Highbush blueberry is a member of the Ericaceae family and has unique characteristics relative to other crop plants, including a very fine root system with no root hairs, low soil pH requirements (4.5–5.5), and a preference for ammonium-N (NH4-N) over nitrate-N (NO3-N) (Retamales and Hancock, 2012). Compared with many non-ericaceous crops, blueberry plants contain much lower concentrations of most macronutrients and, therefore, tend to have lower nutrient requirements than other fruit crops (Korcak, 1988), including apple (Malus domestica Mill.; Righetti et al., 1998), raspberry (Rubus idaeus L.; Hart et al., 2006b), and blackberry (Rubus sp.) (Hart et al., 2006a). Because of these unusual requirements, many producers are looking for novel ways to grow the plants in regions with suboptimal soil conditions. One such method involves cultivation in containers with soilless substrate and highly controlled fertigation management systems (Voogt et al., 2014). Although nurseries have been growing blueberry in soilless substrate for many years, the concept of commercial fruit production in containers is a relatively novel idea (Fulcher et al., 2015). Substrate mixes used in nurseries frequently contain peatmoss, coir, bark, and/or perlite, but it is unclear whether these components are also suitable for longer term fruit production of blueberry.

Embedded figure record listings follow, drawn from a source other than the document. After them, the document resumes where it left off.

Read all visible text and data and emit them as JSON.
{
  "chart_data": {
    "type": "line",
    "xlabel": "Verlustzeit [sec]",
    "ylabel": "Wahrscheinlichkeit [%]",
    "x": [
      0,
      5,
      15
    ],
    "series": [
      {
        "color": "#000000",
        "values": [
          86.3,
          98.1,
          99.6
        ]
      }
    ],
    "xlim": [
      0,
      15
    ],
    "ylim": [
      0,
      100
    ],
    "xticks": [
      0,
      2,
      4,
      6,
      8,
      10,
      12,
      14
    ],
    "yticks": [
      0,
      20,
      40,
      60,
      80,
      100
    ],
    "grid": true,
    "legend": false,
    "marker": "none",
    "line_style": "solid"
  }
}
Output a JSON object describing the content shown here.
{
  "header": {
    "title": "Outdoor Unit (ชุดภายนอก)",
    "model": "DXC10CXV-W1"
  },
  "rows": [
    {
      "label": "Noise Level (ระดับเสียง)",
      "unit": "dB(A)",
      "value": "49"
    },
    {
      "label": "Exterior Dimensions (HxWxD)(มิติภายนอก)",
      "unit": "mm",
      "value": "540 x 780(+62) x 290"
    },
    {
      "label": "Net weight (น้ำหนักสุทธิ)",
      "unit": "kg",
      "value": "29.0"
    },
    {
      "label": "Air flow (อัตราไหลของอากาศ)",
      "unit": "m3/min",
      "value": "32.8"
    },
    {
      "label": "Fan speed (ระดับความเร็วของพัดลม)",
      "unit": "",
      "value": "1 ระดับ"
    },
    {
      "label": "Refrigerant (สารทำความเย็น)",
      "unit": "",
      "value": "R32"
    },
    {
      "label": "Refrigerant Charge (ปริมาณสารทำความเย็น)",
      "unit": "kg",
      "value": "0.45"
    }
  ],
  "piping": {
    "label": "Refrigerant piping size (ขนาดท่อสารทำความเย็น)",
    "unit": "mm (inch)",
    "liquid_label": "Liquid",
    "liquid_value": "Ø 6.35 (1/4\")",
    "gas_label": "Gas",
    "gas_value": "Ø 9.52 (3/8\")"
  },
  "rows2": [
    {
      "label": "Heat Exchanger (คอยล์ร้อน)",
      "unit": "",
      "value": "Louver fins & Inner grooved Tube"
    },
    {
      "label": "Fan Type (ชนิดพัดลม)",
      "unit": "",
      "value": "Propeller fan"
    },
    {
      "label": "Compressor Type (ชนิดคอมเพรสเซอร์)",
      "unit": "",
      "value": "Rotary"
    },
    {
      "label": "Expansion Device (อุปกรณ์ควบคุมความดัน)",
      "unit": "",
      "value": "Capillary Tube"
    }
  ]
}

Partially decomposed peatmoss, derived from sphagnum peat, has historically been used for production of container-grown plants. High water holding capacity, high ion exchange capacity, resistance to decomposition, and relative abundance of peat bogs in the northern hemisphere often makes peatmoss an ideal choice for use in soilless substrates (Hammond, 1975). Peatmoss is also naturally low in pH (3.5–4.5) and, therefore, often considered a good substrate for acid-loving plants such as highbush blueberry (Knight et al., 1998; Scagel, 2003).
Coir is the pithy and fibrous material from the husk of coconuts and is a common alternative to peat because of its high water-holding capacity and widespread geographic availability (Evans et al., 1996). Although coir has a higher pH (5.6–6.9; Evans et al., 1996) than peat, it has been shown to be suitable for container production of ericaceous plants. Scagel (2003) reported improved growth in a wide range of ericaceous species when the plants were grown in media with coir instead of peat; however, the media never contained >20% peat or coir by volume. Berruti and Scariot (2011) substituted a peat-based medium with up to 50% coir and found improved growth of several Rhododendron sp. in the mixes with coir.
Growers also often use inexpensive, locally available organic products such as milled tree bark as a substrate for containers. In the northwestern United States, douglas fir bark is widely available as a by-product from the logging industry and is commonly used for production of nursery plants in the region (Buamscha et al., 2007). Douglas fir bark varies widely in quality and properties, depending on how it is treated (fresh, aged, or composted), but it usually has a low pH (3.7–4.4) considered appropriate for blueberry (Altland and Buamscha, 2008).
The purpose of the present study was to investigate the suitability of different combinations of sphagnum moss, coconut coir, and douglas fir bark for container production of highbush blueberry. These ingredients were chosen because of their low cost and widespread use in soilless cultivation. We hypothesized that blueberry would grow best in substrates with a high proportion of peat or douglas fir bark because of the lower pH. To test the hypothesis, southern highbush blueberry (a complex hybrid based largely on Vaccinium corymbosum L. and Vaccinium darrowii Camp.) plants were grown in media mixes with different proportions of the substrates.